Building Robust Error Handling with Exception Hierarchies
Key Takeaway
Using generic Exception for all errors made debugging difficult and prevented appropriate error responses. Creating a custom exception hierarchy enabled specific error handling, proper HTTP status codes, and targeted retry logic.
The Problem
Original error handling was too broad:
try:
monitor_budget()
except Exception as e:
return {'statusCode': 500} # Everything is 500
This prevented:
- Distinguishing transient from permanent errors
- Returning appropriate HTTP status codes
- Implementing selective retry logic
- Understanding root causes from logs
The Solution
Create exception hierarchy:
# core/exceptions.py
class MonitoringError(Exception):
"""Base exception for monitoring-related errors"""
pass
class MetricRetrievalError(MonitoringError):
"""Cannot retrieve metrics from CloudWatch"""
pass
class ThresholdEvaluationError(MonitoringError):
"""Cannot evaluate threshold conditions"""
pass
class NotificationError(Exception):
"""Notification delivery failed"""
pass
class ConfigurationError(Exception):
"""Invalid configuration"""
pass
Use specific exceptions:
def get_cloudwatch_metrics(metric_name):
try:
return cloudwatch.get_metric_statistics(...)
except ClientError as e:
if e.response['Error']['Code'] == 'Throttling':
raise MetricRetrievalError("CloudWatch throttled, retry later")

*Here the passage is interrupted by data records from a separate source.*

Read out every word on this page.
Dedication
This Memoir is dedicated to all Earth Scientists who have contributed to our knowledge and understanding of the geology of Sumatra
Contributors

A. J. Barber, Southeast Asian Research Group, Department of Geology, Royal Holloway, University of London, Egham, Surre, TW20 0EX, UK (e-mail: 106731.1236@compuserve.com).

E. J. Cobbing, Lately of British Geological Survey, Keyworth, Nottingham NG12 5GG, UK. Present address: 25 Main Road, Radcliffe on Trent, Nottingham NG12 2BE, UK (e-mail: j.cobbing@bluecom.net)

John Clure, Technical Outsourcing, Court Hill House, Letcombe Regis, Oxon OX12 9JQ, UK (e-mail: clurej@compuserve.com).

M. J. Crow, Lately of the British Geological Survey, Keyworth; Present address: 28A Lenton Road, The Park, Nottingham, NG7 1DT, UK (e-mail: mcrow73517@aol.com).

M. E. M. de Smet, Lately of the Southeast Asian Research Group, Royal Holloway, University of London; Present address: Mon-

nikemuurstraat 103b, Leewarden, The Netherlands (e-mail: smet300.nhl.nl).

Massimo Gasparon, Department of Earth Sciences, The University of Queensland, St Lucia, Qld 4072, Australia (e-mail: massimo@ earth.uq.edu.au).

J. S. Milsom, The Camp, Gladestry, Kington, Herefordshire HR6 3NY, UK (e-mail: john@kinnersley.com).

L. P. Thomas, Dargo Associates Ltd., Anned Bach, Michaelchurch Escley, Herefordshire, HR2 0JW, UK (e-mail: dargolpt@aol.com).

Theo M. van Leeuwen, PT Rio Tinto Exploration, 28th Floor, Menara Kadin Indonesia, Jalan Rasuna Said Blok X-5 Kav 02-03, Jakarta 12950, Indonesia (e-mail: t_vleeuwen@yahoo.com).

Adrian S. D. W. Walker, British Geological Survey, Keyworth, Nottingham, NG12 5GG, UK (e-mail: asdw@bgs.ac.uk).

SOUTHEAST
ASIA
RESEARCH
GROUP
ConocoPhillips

raise MetricRetrievalError(f"Failed to get metrics: {e}")
Handle appropriately in handlers:
def lambda_handler(event, context):
try:
result = process_monitoring(event)
return {'statusCode': 200, 'body': json.dumps(result)}
except ConfigurationError as e:
logger.error(f"Configuration error: {e}")

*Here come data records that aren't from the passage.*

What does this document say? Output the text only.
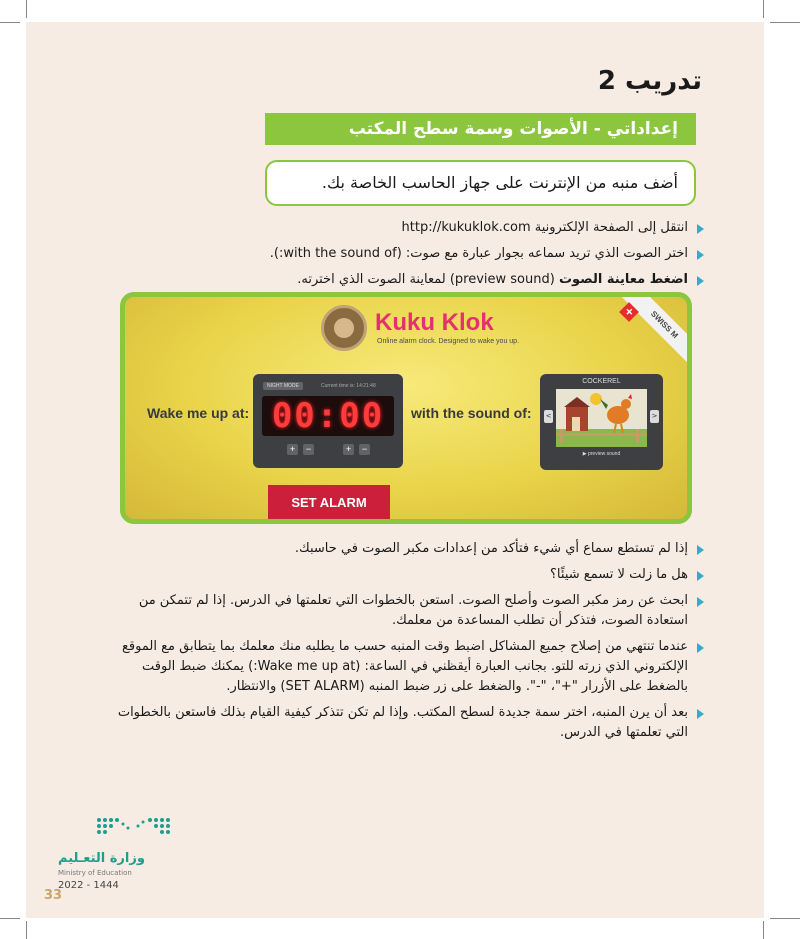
تدريب 2
إعداداتي - الأصوات وسمة سطح المكتب
أضف منبه من الإنترنت على جهاز الحاسب الخاصة بك.
انتقل إلى الصفحة الإلكترونية http://kukuklok.com
اختر الصوت الذي تريد سماعه بجوار عبارة مع صوت: (with the sound of:).
اضغط معاينة الصوت (preview sound) لمعاينة الصوت الذي اخترته.
Kuku Klok
Online alarm clock. Designed to wake you up.
SWISS M
+
Wake me up at:
NIGHT MODE	Current time is: 14:21:48
00:00
+	−	+	−
with the sound of:
COCKEREL
<	>
▶ preview sound
SET ALARM
إذا لم تستطع سماع أي شيء فتأكد من إعدادات مكبر الصوت في حاسبك.
هل ما زلت لا تسمع شيئًا؟
ابحث عن رمز مكبر الصوت وأصلح الصوت. استعن بالخطوات التي تعلمتها في الدرس. إذا لم تتمكن من استعادة الصوت، فتذكر أن تطلب المساعدة من معلمك.
عندما تنتهي من إصلاح جميع المشاكل اضبط وقت المنبه حسب ما يطلبه منك معلمك بما يتطابق مع الموقع الإلكتروني الذي زرته للتو. بجانب العبارة أيقظني في الساعة: (Wake me up at:) يمكنك ضبط الوقت بالضغط على الأزرار "+"، "-". والضغط على زر ضبط المنبه (SET ALARM) والانتظار.
بعد أن يرن المنبه، اختر سمة جديدة لسطح المكتب. وإذا لم تكن تتذكر كيفية القيام بذلك فاستعن بالخطوات التي تعلمتها في الدرس.
وزارة التعـليم
Ministry of Education
2022 - 1444
33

return {'statusCode': 500, 'body': 'Configuration error'}
except MetricRetrievalError as e:
logger.warning(f"Metric retrieval failed (retryable): {e}")
return {'statusCode': 503, 'body': 'Service temporarily unavailable'}
except NotificationError as e:
logger.error(f"Notification failed: {e}")
# Don't fail monitoring if notification fails
return {'statusCode': 200, 'body': 'Monitoring succeeded, notification failed'}
except MonitoringError as e:
logger.error(f"Monitoring error: {e}")
return {'statusCode': 500, 'body': 'Monitoring error'}
Implementation Details
Add retry logic based on exception type:
def with_retry(max_attempts=3):
"""Retry only on transient errors"""
def decorator(func):
def wrapper(*args, **kwargs):
for attempt in range(max_attempts):
try:
return func(*args, **kwargs)
except MetricRetrievalError as e:
if attempt == max_attempts - 1:
raise
time.sleep(2 ** attempt) # Exponential backoff
except (ConfigurationError, ThresholdEvaluationError):
# Don't retry permanent errors
raise
return wrapper
return decorator
Impact and Results
- Debugging: Clear error types in logs
- Reliability: Transient errors retried, permanent errors fail fast
- User Experience: Appropriate HTTP status codes
- Monitoring: Different alerts for different error types
Lessons Learned
- Exception Hierarchies: Create specific exception types for specific errors
- Retry Logic: Only retry transient failures
- HTTP Status Codes: Map exception types to appropriate status codes
- Logging: Include exception type in logs for easier debugging
Custom exception hierarchies transform error handling from reactive debugging to proactive system design. Invest in proper exception design early in your project.